Have you ever tried getting a novice user to find Paint in the Start
menu? It's like one of those wire-loop games that buzzes when you go off
track and get sent back to the beginning.
And, I'll bear my soul for you on this despite much ribbing I got on
Twitter for it, I had no idea that on the Windows 7 Start menu you could
just type and it would find apps for you. Yes, apparently you can press
the Start button and just type "notepad" and it'll find Notepad for
you. What I learned was that people who loves the Start menu tended to
do that, but hardly any non-technologists knew about this feature. And
guess what - that same feature is in Windows 8. Hit the Win key, start
typing, and off you go.
In summary, the Start menu won't make or break Windows 8, and people
will get used to it. Some others will make money making replacement
quasi-Start menus for Old Windows. Good for them.
Dualism
My problem was never really with the Start menu. What I could not
understand was this dualism of the Old Windows way and the New Windows
way. (New Windows, by the way, refers to the
Metro-style/Previously-differently-named-style apps that work full
screen on Windows 8 and Windows RT.) A couple of months after using it I
suddenly understood why it was like that, stopped struggling against
it, and I've never looked back.
Coming at it cold, what we technologists don't understand is "who is
going to use these New Windows" apps on the desktop when you have a
"proper" PC underneath. Non-technologists, for what it's worth, won't
care.
Microsoft's problem is that if you're trying to transition over to a
world where the PC becomes an archaic irrelevancy you have to be bold.
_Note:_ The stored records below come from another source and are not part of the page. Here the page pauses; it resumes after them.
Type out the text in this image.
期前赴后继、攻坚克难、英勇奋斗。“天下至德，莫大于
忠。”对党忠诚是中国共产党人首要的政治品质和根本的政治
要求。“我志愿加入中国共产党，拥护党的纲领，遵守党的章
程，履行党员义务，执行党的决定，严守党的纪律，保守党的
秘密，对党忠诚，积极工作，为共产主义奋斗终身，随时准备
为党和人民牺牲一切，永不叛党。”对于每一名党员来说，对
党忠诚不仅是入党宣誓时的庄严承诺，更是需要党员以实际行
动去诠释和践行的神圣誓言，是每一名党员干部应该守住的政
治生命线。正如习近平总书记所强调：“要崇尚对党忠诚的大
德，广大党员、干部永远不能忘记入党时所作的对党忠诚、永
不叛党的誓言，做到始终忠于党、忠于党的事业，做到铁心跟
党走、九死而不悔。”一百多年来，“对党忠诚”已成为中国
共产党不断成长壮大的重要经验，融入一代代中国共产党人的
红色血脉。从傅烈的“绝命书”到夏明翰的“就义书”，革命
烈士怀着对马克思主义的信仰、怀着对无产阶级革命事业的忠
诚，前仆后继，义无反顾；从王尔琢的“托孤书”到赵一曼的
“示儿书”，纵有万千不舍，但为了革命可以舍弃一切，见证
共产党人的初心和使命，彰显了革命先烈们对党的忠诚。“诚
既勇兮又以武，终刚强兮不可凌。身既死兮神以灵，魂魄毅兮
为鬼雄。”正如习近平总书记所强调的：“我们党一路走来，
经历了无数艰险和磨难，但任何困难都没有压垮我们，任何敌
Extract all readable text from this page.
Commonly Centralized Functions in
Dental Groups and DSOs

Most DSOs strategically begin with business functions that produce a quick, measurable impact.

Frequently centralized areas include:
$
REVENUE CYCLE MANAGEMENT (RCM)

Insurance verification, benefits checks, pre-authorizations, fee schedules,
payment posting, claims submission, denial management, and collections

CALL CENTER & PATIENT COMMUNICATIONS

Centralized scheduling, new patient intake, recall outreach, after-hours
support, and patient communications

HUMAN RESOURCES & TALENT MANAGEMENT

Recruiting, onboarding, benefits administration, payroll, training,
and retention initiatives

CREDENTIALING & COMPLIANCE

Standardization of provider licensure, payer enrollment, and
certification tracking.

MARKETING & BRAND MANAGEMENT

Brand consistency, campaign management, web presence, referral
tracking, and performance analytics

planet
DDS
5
And Windows 8 is smack-bang in the middle of that transition. It's
neither one thing nor the other for the specific reason that both Old Windows and
New Windows are relevant today. Go back ten years, New Windows would be
too futuristic and out of kilter with the hardware. Go forward ten
years and hardly anyone will be using an OS that looks like Old Windows
today. (Well, maybe 20 years.) And that includes OS X and the various
Linux front-ends that are WIMP in nature. They'll also die off, or have
to negotiate the inventor's dilemma.
It's that fact that we all have to make peace with when thinking
about Windows 8. There isn't a better way of making Old Windows and New
Windows work together. What Microsoft has come up with is the
least-awful way of doing it. Which I mean kindly.
Don't hate it!
Since September 2011, there have been four versions of Windows 8 --
Developer Preview, then Consumer Preview at the end of February, then
RTM in August. One problem with this schedule is that it takes between
six to eight weeks to get used to Windows 8.
As soon as a new drop of the OS hits all of the amateur and
professional pundits pile on to comment. Because Windows 8 is so weird,
most of these articles end up being negative. I do wonder how many
writers have crafted a piece that's harsh on Windows 8 when they started
using it, only to look back and regret it weeks later just like I did.
The wave of anxiety never calms down firstly because of the time for
the user to reach acceptance, and also because Microsoft has
consistently created a vacuum with regards to facts about the OS. That
just breeds speculation.
No one ever likes the new versions of Windows when they're released, and business never buy them for years. Windows 8 will be judged in 2018, not 2013.
So that's my advice really. If you're new to Windows 8, don't give it
the hate. Sit back, relax, and in a few weeks I'm sure you'll be loving
the whole Windows 8 groove. And definitely, definitely don't downgrade if you buy a new machine with Windows 8 pre-installed. You'll be missing out on a fantastic operating system.